Finding unit tangent, normal, and binormal vectors for a given r(t)
Mathematica
wouldn't be much helpful if one applied only formulae calculated by hand.
Here we demonstrate how to calculate the desired geometric objects with the system having a definition of the curve r[t]
:
r[t_] := {t, t^2, t^3}
now we call uT
the unit tangent vector to r[t]
. Since we'd like it only for real parameters we add an assumption to Simplify
that t
is a real number. Similarly we can do it for the normal vector vN[t]
and the binormal vB[t]
:
uT[t_] = Simplify[ r'[t] / Norm[ r'[t] ], t ∈ Reals];
vN[t_] = Simplify[ uT'[t]/ Norm[ uT'[t]], t ∈ Reals];
vB[t_] = Simplify[ Cross[r'[t], r''[t]] / Norm[ Cross[r'[t], r''[t]] ], t ∈ Reals];
let's write down the formulae :
{uT[t], vN[t], vB[t]} // Column // TraditionalForm
Edit
Definitions provided above are clearly more useful than only to write them down. They are powerful enough to animate a moving reper along a curve r[t]

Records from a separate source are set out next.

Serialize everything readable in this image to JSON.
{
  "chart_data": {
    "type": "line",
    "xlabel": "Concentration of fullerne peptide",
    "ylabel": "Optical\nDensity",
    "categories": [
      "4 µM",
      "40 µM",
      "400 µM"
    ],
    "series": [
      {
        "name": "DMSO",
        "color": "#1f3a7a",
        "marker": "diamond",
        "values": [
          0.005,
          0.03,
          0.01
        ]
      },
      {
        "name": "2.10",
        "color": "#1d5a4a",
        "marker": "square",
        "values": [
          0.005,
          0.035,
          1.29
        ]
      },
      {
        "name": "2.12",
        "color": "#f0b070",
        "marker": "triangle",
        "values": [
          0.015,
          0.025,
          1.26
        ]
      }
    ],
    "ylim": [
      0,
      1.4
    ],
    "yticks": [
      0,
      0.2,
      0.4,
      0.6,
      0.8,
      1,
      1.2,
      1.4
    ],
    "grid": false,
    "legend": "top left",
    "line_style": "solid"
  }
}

. Indeed the vectors uT[t]
, vN[t]
and vB[t]
are orthogonal and normalized, e.g.
Simplify[ Norm /@ {uT[t], vN[t], vB[t]}, t ∈ Reals]
{1, 1, 1}
To demonstrate a moving reper we can use ParametricPlot3D
and Arrow
enclosed in Animate
:
Animate[
Show[ ParametricPlot3D[ {r[t]}, {t, -1.3, 1.3}, PlotStyle -> {Blue, Thick}],
Graphics3D[{ {Thick, Darker @ Red, Arrow[{r[s], r[s] + uT[s]}]},
{Thick, Darker @ Green, Arrow[{r[s], r[s] + vB[s]}]},
{Thick, Darker @ Cyan, Arrow[{r[s], r[s] + vN[s]}]}}],
PlotRange -> {{-2, 2}, {-2, 2}, {-2, 2}}, ViewPoint -> {4, 6, 0},
ImageSize -> 600],
{s, -1, 1}]
Observe that even when the tangent vector $r'(t)$ is not normalized, it is still a linear combination of $T(t)$ and $N(t)$. Thus--operating under the usual assumptions that $r'$ and $r''$ exist and are linearly independent--all we have to do is make an orthonormal frame out of $r'(t)$ and $r''(t)$ (which is very much in the spirit of the entire proceeding). It often helps to do the simplification on the spot, so let's include that too. In the following, the calculation itself is the middle line, enclosed by the simplification code:
frame[r_] := Function[{t}, Evaluate[FullSimplify[
Append[#, Cross @@ #] &@ Orthogonalize[D[r[t], {t, #}] & /@ {1, 2}, Dot],
Assumptions -> t ∈ Reals]]]
(If you read the second line in reverse you can tell exactly what it does: take the first two derivatives, orthogonalize them, and throw in their cross product. Including Dot
as an option to Orthogonalize
does not change the calculation but makes it much easier for Mathematica to simplify the ensuing expressions.)
This object frame
transforms any twice-differentiable 3-vector-valued function into a frame-valued function, which returns a list of three 3-vectors; namely, the unit tangent, normal and binormal $\{T(t), N(t), B(t)\}$. For instance, the example in the question can now be addressed by
frame[{#, #^2, #^3} &][t] // TraditionalForm
The method used in frame
generalizes to higher (and lower) dimensions: sequentially orthogonalize the first $n-1$ derivatives (in order) and use the wedge product (a generalization of Cross
) to obtain the last element of the frame. The wedge product (which is applied to an ordered list of $n-1$ $n$-vectors) can be implemented as Dot[LeviCivitaTensor[Length[#]+1], Sequence @@ #]&
.
Mathematica 10 provides new functionality dealing with curves, (see e.g. the Vector Analysis tutorial) like ArcLength
, ArcCurvature
and especially
FrenetSerretSystem
:
FrenetSerretSystem[{ x1, ..., xn}, t] gives the generalized curvatures and Frenet-Serret basis for the parametric curve x[t] i.e. it returns {{ k1, ..., k(n-1)}, { e1, ..., en}}, where ki are generalized curvatures and ei are the Frenet-Serret basis vectors.
Symbolically it yields
FrenetSerretSystem[ r[t], t] // TraditionalForm
Since we are interested in the Frenet-Seret basis only, having defined
r[t_] := {t, t^2, t^3}
we can evaluate:
FrenetSerretSystem[ r[t], t] // Last // Simplify // Column // TraditionalForm
With FrenetSerretSystem
we don't need to define every base vector separately and we can use it also in animations like in the accepted answer.